Les légalistes appellent au retour aux statuts, dont l’article 26 prévoit que quand le président du parti est empêché, un triumvirat composé du président en exercice de trois de ses organes – dont la Convention démocratique – assure l’interim pour 30 jours, au terme desquels il convoque un congrès en vue d’élire un nouveau président du parti. C’est à cette tendance légaliste que le secrétaire général du ministère de l’Intérieur – dont le ministre, Gilbert Kankonde, est UDPS – vient de donner un avis favorable, le 13 mai dernier. Selon cet avis, un directoire doit être installé à la tête de l’UDPS et un congrès organisé.

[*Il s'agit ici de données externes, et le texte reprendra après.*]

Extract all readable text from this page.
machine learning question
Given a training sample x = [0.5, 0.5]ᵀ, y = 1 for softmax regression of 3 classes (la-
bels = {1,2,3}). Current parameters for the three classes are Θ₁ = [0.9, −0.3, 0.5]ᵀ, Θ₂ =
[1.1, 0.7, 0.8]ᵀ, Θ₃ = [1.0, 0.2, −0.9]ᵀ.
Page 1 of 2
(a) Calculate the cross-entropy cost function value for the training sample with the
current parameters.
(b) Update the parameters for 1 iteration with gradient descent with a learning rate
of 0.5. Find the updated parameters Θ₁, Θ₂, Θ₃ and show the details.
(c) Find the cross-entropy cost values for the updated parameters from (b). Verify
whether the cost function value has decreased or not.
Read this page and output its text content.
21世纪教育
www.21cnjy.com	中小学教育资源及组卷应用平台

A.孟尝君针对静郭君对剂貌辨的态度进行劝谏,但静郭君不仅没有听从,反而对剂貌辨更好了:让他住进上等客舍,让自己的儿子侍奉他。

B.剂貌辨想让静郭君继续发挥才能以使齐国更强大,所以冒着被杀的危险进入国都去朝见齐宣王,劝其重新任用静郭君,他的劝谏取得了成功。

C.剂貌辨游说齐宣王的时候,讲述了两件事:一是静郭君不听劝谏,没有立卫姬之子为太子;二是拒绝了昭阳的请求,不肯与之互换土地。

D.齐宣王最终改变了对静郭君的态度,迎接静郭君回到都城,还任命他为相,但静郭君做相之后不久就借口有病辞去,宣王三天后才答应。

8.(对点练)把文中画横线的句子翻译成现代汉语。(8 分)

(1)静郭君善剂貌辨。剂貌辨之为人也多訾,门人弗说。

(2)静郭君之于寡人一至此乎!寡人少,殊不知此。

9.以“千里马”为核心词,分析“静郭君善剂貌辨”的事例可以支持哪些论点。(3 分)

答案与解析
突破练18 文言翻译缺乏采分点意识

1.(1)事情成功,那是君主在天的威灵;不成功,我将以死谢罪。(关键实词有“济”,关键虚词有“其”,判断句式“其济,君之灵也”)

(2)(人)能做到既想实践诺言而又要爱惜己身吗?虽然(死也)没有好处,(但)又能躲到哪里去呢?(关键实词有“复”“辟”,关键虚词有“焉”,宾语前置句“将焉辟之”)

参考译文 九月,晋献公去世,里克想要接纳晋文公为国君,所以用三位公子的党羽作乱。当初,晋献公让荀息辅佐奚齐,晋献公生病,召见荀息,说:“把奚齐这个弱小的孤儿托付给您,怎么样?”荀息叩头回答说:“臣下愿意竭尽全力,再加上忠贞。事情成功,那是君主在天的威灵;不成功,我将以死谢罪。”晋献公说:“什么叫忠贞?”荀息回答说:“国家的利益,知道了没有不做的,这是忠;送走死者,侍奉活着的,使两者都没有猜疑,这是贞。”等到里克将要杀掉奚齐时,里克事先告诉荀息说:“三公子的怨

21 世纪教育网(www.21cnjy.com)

« Colère de Kabund, qui, dans une lettre du 20 mai, menace implicitement le secrétaire général du ministère de l’Intérieur de poursuites s’il ne « retire » pas sa lettre, au motif que les « personnalités habilitées à engager notre parti » – soit sa tendance, jugée illégale par une partie de la formation politique – ne lui ont pas demandé de se mêler du conflit interne.
Attaqué de l’extérieur et de l’intérieur, Kabund a Kabund est aussi rendu responsable, par les jeunes de l’UDPS, de la confiscation des délices du pouvoir, avec quelques centaines de personnes autour de Félix Tshisekedi, au détriment de la masse des militants, pour qui l’alternance à la Présidence n’a rien changé.